Which, by the way, starts off great. Nick Naylor (Aaron Eckhart)—a spin doctor for Big Tobacco—is on a talk show, defending cigarettes against a slew of activists and a hairless kid, a casualty of smoking that Naylor dubs "Cancer Boy." At Naylor's introduction, the audience boos and spits; minutes later, the oily-tongued Naylor's shaking hands with a grinning Cancer Boy and basking in audience applause.

Smoking—which follows the unscrupulous Naylor as he spins his way through activists and accusations—has a great premise. Naylor's best friends (Maria Bello and David Koechner) represent the booze and gun industries; over drinks, they compete over whose industry causes the most deaths. Meanwhile, Naylor spars with a Birkenstock-clad Vermont senator (William H. Macy) and hooks up with a reporter (Katie Holmes), admitting he has no qualms about his job—he does it to pay the mortgage. And disconcertingly, the perfectly cast Eckhart's smarmy smugness and deft delivery keep the ethically challenged Naylor utterly charming. (It helps that Eckhart's backed up by a great cast, including Robert Duvall, J.K. Simmons, Adam Brody, and Rob Lowe.)

But like all wannabe cynics, director Jason Reitman—who also adapted the screenplay from Christopher Buckley's novel—can't maintain Smoking's tone for long. Midway through, Smoking takes a turn for the banal, the razor-sharp satire of the first 45 minutes giving way to a more scattershot type of comedy. Gone are the incisive, uncomfortable jabs at both corporations and consumers, replaced with vague developments that feel weak and confusing.

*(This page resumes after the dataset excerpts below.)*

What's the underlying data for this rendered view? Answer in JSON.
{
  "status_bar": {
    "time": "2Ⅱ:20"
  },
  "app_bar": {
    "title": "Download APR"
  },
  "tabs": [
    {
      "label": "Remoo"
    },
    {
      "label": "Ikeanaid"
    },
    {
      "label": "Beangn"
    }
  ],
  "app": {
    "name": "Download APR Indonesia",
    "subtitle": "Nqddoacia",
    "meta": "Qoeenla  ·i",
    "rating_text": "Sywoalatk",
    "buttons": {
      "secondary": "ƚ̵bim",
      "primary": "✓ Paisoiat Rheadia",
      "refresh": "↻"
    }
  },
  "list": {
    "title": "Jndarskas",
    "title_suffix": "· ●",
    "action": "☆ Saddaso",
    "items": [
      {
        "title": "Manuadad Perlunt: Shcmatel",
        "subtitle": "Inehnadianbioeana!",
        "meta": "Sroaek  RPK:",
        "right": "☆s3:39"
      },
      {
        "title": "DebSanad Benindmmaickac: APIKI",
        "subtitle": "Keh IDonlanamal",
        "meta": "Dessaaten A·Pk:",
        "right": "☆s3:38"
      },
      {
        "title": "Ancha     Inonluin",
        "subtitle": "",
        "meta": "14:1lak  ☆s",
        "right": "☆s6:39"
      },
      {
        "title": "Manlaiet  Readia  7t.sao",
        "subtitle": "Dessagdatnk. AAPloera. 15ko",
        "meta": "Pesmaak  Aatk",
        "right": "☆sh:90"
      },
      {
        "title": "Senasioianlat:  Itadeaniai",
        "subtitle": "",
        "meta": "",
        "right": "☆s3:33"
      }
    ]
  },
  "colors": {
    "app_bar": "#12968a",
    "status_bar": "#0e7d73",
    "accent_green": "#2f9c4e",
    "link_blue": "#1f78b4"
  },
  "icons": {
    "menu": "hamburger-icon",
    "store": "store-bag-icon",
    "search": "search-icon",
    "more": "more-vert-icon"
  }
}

By the final reel, Naylor is dividing his time between pimping cigarettes and wondering about how well he's raising his kid—and the audience is left wondering where the film's clever, dark, fearless charm went. Sure, this neutering of Smoking's amorality is better for its characters' consciences and lungs—but it kills Smoking's smart fun faster than a three-pack-a-day habit.